We have not found in the language of 1980 PA 162 or the legislative analysis to House Bill 4718 any expression that the Legislature intended to apply the provisions of the Department of Revenue act, particularly MCL 205.22; MSA 7.657(22), to the resolution of disputes concerning the liability of financial institutions for income taxes imposed by MCL 206.71; MSA 7.557(171). While it is clear that 1980 PA 162 was intended to apply to state income taxes, we believe that had the Legislature intended the enactment of 1980 PA 162 to also repeal the portion of 1975 PA 233 that continued the dispute resolution procedures in effect at the *94 time of the repeal of the income tax on financial institutions, it would have expressly stated that intent. As the trial court noted, repeal by implication is not favored, Flynn v City of Fraser, 45 Mich App 346, 349-350; 206 NW2d 448 (1973), rather, there must be a clear showing of a legislative intent to repeal, Gauthier v Campbell, Wyant & Cannon Foundry Co, 360 Mich 510, 524; 104 NW2d 182 (1960). Because both 1980 PA 162 and 1975 PA 233 can be read together without contradiction, this Court will not imply an intent to repeal. People v Harrison, 194 Mich 363, 370-371; 160 NW 623 (1916).[4]

On the basis of our review of the statutes at issue and the legislative history available, we believe that the Ingham Circuit Court correctly determined that it had jurisdiction in this case to entertain plaintiff's request for a refund.

Affirmed in part, reversed in part, and remanded for additional proceedings.
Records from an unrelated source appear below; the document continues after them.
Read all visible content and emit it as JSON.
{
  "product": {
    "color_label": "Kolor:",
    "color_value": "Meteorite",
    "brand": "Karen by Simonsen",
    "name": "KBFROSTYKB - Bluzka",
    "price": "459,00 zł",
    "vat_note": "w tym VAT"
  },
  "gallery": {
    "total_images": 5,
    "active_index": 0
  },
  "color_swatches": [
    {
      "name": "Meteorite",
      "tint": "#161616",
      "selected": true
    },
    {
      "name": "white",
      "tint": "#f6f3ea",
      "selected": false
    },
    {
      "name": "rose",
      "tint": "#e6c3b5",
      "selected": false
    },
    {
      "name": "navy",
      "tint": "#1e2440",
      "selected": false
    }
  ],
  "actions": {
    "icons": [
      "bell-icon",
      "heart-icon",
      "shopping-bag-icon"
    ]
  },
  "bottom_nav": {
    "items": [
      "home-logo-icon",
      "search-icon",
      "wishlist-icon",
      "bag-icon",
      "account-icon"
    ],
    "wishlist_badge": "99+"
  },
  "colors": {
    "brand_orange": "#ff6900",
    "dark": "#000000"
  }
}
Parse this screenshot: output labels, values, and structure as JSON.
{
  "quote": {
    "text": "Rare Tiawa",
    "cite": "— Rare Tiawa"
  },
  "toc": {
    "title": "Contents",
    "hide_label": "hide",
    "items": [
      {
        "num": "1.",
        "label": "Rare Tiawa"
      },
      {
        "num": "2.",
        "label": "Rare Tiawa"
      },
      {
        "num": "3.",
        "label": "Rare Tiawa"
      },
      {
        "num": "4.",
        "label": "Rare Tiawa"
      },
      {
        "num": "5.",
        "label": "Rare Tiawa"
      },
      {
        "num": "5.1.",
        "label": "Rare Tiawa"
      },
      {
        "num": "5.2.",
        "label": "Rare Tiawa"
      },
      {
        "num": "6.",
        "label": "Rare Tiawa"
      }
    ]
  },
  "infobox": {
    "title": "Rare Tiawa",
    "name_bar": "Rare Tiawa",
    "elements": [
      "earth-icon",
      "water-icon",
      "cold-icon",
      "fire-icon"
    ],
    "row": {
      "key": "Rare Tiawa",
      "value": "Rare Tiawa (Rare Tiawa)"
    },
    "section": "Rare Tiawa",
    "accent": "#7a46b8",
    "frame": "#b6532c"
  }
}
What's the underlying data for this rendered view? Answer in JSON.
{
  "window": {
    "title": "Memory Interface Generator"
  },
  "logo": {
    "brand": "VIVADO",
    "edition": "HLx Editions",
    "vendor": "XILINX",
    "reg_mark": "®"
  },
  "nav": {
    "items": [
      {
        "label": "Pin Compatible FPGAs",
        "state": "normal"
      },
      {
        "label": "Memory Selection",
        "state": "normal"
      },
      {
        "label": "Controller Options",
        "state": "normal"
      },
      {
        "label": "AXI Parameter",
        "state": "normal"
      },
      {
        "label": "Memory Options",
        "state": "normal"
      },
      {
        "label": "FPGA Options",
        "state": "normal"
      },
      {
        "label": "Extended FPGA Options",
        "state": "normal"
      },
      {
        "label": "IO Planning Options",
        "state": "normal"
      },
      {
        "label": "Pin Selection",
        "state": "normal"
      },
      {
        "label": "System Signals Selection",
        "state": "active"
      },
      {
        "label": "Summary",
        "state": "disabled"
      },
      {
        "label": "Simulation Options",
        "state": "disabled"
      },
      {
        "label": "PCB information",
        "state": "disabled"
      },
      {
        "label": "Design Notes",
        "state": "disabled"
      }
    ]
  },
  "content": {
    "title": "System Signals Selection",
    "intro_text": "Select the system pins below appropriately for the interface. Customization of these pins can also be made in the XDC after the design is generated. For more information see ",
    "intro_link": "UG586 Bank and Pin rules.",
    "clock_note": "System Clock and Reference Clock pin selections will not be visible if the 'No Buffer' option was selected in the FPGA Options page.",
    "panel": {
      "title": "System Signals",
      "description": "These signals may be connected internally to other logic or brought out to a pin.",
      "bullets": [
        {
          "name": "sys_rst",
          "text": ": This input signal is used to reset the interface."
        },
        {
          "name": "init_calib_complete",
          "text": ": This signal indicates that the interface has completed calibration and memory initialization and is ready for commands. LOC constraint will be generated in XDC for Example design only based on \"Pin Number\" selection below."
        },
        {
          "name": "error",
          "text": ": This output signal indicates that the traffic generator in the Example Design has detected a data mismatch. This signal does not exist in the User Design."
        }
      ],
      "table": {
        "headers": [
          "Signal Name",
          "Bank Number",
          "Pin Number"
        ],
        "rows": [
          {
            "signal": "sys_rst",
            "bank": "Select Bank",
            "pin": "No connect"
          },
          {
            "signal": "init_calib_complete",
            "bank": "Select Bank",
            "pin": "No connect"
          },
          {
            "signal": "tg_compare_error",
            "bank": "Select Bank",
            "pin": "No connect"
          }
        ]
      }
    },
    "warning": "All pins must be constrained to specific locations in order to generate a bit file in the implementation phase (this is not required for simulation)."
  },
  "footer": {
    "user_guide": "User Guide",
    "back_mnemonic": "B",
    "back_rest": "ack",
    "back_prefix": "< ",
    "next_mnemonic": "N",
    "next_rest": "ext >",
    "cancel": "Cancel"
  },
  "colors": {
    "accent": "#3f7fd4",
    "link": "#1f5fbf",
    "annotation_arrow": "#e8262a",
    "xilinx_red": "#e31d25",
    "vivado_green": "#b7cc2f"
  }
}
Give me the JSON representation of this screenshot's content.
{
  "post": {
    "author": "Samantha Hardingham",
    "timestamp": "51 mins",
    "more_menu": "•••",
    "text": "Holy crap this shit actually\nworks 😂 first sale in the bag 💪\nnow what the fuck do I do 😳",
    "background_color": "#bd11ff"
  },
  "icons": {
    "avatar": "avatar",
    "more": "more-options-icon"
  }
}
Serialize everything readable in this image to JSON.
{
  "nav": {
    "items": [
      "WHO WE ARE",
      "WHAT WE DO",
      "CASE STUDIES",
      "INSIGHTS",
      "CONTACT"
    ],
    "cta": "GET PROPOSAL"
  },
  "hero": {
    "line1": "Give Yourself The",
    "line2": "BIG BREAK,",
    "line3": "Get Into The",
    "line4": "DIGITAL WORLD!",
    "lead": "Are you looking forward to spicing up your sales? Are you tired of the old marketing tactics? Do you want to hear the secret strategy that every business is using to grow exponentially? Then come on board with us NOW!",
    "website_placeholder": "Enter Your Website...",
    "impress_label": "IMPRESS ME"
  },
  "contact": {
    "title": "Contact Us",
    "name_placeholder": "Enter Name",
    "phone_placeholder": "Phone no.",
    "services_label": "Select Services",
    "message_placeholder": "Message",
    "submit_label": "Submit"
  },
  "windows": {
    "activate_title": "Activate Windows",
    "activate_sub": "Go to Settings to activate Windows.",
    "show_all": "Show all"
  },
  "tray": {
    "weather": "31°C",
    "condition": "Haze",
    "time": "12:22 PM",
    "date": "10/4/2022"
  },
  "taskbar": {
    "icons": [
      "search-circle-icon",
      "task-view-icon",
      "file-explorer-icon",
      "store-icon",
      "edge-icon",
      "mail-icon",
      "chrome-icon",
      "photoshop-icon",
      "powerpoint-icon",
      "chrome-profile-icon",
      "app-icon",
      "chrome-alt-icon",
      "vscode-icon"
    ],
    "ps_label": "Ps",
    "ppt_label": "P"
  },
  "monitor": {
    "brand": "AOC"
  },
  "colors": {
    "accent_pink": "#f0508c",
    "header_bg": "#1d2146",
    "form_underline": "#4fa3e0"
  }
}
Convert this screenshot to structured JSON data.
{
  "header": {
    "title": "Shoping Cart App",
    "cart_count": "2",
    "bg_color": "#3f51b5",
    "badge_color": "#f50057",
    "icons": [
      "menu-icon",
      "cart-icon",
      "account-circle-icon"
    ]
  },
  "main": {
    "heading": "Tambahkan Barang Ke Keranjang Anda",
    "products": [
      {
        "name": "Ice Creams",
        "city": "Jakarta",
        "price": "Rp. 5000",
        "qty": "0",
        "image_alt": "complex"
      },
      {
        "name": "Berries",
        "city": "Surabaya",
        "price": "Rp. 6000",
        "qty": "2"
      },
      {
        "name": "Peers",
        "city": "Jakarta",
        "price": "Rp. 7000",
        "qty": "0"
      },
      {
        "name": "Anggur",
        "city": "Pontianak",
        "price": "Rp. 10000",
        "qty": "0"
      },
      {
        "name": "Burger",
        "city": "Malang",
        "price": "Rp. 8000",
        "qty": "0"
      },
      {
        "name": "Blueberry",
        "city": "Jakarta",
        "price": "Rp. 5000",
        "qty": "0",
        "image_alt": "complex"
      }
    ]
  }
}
Plaintiff's request for costs and damages under MCR 7.216(C)(1) (a) is denied. We do not retain jurisdiction.

NOTES

[1] We note that defendants have argued that this Court should follow the Minnesota Supreme Court's decision in Cambridge State Bank after remand, Cambridge State Bank v James, 480 NW2d 647 (1992). We decline to follow that decision at the present time, because it addresses the remedy available under state law, which we believe the trial court must first address.

[2] Amended in 1980 to a four-year limitation period and eventually repealed in 1990.

[3] The language cited is from the statute as amended by 1980 PA 169; however, the 1980 changes in the statute were minor and do not affect our analysis.

[4] See also Michigan Manufacturers Ass'n v Director, Workers' Disability Compensation Bureau, 134 Mich App 723, 729; 352 NW2d 712 (1984) ("It has been held that an act which adopts by reference the whole or a portion of another statute or code incorporates the standard as it existed at the time of the adoption, and does not include subsequent modifications, amendments, or variations to the adopted statute or code. But, the adoption by reference of future legislation and rules are unconstitutional.").